I flick my eyes to the clock, see that the hockey gods have been nice enough to grant me freedom from this box of hell, and jerk to my feet, reaching for the handle and yanking open the door—and doing it so quickly that the metal edge slams into Pat’s shoulder.

Ha.

Fucker.

He grunts, but I don’t apologize, just hop onto the ice, skate to the bench, and sink down beside Rome. My captain glances over at me. “How was that?”

Cam—on my other side—snorts. “Five minutes of hell.”

That.

Exactly that, but?—

“Doesn’t matter,” I mutter. I nod out to the ice. “We’re down a goal and not much time is left in the game. We’ve got to get our shit together.”

Rome nods in agreement, but he’s already looking at Cam. The youngest brother of the Jackson siblings sighs, screwing up his mouth, and I know he’s thinking. His—the Jackson brood—isn’t a family of hockey players like mine is, but they’re still obscurely famous for being connected to their adopted sister and Hollywood superstar, Sophie Jackson. Cam may be the youngest and on the quiet side, but the kid’s got a great mind.

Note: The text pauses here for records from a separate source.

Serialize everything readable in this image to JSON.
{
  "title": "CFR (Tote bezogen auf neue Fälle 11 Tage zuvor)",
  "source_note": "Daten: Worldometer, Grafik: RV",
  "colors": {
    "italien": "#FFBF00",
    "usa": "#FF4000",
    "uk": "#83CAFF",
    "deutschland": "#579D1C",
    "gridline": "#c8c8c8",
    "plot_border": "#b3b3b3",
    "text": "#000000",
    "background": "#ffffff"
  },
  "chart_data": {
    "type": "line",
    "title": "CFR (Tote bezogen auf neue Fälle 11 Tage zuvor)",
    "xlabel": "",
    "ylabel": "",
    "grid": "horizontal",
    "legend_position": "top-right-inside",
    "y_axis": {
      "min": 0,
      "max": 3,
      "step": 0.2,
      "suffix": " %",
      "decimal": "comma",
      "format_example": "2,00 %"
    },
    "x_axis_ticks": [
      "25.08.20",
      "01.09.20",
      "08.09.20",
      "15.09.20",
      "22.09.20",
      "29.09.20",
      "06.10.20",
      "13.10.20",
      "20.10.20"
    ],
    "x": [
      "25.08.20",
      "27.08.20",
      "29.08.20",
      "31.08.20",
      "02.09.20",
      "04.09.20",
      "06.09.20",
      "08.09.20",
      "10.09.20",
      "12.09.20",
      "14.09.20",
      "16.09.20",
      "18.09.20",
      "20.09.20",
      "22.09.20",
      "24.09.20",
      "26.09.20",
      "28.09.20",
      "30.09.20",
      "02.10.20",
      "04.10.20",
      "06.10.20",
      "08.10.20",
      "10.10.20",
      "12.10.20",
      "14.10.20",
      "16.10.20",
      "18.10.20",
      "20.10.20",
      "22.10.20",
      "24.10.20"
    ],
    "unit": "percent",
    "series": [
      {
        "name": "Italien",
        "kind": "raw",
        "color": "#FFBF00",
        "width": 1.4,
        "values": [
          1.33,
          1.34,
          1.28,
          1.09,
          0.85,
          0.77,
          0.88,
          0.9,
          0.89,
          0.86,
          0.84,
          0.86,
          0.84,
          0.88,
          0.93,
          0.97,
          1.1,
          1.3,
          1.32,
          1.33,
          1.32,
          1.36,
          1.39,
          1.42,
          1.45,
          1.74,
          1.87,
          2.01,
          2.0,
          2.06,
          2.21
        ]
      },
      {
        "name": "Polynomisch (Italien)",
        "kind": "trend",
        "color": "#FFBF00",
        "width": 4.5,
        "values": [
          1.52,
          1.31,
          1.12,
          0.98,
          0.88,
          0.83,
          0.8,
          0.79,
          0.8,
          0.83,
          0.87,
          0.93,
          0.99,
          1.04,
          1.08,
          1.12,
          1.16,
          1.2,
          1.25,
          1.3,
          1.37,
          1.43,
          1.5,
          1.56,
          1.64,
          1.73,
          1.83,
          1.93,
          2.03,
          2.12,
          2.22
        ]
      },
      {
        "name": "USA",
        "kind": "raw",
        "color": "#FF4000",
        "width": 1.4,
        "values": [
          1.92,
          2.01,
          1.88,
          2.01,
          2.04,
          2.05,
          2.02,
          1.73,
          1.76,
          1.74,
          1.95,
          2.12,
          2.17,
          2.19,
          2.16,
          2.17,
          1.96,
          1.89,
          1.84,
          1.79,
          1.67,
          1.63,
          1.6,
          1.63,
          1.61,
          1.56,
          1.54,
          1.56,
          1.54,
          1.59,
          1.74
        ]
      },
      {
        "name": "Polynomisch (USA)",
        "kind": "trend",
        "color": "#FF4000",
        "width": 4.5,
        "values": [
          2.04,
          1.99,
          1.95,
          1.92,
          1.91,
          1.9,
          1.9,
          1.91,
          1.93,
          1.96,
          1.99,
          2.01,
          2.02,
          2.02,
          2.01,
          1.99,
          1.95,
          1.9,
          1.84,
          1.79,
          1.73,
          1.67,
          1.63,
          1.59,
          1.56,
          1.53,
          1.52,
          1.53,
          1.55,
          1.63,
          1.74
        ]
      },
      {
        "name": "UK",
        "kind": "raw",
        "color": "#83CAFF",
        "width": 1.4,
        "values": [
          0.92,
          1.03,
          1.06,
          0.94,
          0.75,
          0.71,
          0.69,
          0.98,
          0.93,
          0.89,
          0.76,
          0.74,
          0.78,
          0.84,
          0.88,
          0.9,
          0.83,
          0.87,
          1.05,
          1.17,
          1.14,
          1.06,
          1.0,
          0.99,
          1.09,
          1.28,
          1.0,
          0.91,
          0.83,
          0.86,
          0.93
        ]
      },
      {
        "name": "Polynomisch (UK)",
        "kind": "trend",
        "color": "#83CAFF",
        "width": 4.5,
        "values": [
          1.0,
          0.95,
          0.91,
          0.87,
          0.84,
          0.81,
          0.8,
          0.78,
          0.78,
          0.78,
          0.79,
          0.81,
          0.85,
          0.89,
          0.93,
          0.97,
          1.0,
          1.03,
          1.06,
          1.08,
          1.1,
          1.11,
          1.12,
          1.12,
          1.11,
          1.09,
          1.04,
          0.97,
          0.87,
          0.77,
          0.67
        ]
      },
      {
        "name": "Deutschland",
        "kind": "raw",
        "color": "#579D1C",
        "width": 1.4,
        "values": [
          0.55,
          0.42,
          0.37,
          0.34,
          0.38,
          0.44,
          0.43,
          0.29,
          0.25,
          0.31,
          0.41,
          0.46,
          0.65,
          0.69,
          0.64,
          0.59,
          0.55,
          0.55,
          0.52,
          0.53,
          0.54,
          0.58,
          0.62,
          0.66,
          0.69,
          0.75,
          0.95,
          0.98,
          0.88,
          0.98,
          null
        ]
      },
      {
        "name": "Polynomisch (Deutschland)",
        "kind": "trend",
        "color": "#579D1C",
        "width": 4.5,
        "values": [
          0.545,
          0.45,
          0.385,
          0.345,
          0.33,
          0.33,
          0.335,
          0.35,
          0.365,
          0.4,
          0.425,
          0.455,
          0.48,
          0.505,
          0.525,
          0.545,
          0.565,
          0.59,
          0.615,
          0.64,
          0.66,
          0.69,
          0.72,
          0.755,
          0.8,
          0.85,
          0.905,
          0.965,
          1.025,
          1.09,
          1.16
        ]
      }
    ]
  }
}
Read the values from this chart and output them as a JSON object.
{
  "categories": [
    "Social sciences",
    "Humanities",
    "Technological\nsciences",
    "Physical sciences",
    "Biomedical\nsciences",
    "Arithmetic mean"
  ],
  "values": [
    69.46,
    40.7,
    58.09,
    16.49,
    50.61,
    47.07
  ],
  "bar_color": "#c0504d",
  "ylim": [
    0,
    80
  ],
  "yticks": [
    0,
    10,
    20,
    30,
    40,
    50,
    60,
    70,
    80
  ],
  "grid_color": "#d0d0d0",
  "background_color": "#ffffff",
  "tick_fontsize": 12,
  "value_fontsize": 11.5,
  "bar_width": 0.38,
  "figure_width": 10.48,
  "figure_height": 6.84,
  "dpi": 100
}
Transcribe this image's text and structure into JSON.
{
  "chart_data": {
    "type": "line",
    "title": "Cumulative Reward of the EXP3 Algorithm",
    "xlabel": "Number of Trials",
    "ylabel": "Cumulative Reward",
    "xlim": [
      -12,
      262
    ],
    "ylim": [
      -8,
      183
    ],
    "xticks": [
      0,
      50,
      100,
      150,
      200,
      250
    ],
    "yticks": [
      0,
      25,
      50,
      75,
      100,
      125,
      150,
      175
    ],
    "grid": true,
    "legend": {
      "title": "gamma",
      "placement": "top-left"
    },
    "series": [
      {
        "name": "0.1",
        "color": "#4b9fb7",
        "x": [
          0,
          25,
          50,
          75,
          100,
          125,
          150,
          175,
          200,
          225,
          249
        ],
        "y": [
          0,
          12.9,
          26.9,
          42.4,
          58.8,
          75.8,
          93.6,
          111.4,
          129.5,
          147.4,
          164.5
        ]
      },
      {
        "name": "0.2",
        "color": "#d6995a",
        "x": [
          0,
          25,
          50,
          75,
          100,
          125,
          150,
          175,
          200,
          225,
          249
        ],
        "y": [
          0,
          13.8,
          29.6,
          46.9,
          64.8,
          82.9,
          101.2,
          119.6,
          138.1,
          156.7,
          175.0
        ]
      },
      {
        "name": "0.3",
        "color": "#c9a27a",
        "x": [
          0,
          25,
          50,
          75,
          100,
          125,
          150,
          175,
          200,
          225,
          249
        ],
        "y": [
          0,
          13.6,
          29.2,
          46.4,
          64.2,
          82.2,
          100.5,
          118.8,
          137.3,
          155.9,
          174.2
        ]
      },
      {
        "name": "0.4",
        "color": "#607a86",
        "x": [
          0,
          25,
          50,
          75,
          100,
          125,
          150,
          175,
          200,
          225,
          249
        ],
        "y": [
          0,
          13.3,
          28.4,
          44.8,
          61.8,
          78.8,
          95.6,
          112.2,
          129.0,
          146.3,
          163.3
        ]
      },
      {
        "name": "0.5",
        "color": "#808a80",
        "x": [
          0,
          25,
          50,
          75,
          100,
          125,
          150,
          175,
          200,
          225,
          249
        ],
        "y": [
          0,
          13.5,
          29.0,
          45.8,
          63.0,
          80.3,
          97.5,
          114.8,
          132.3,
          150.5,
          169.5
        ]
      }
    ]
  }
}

He can draw up plays that are effective and creative, and he can do it fast.

Case in point?

Taking the next fifteen seconds before we hop onto the ice to toss three ideas our way.

One of which means that I’m cutting to the right when the puck ricochets off the boards and between the skates of a defenseman on the other team.

It means that I’m already skating balls out past him before he can react.

It means that I beat everyone to the corner, scooping up the puck and cutting hard to the net.

The other team is closing fast, and their goalie knows exactly where I am, gaze locked on me, squeezing that post, cutting off any decent angle for a shot.

Which is fine.

Because I have no plans on shooting.

Just faking one.

Which I do, watching the goalie react, flinch, bracing for the puck.

But I’m already dropping it back…

To Rome streaking in.

He doesn’t pick it up, just lets it slip by as he skates hard at the net, distracting the goalie as…

Cam receives the puck, flicks it back to me…

I shoot…

It sails into the top corner of the goal, sending the netting flying up, the red light flashing, the buzzer going.

The crowd roars as Cam and Rome barrel into me, hugging me and smacking my back as we collide with the boards.

Cheers and fans banging against the boards.

“Fuck yeahs!” from my teammates.

That high that only comes from when something goes really, really right.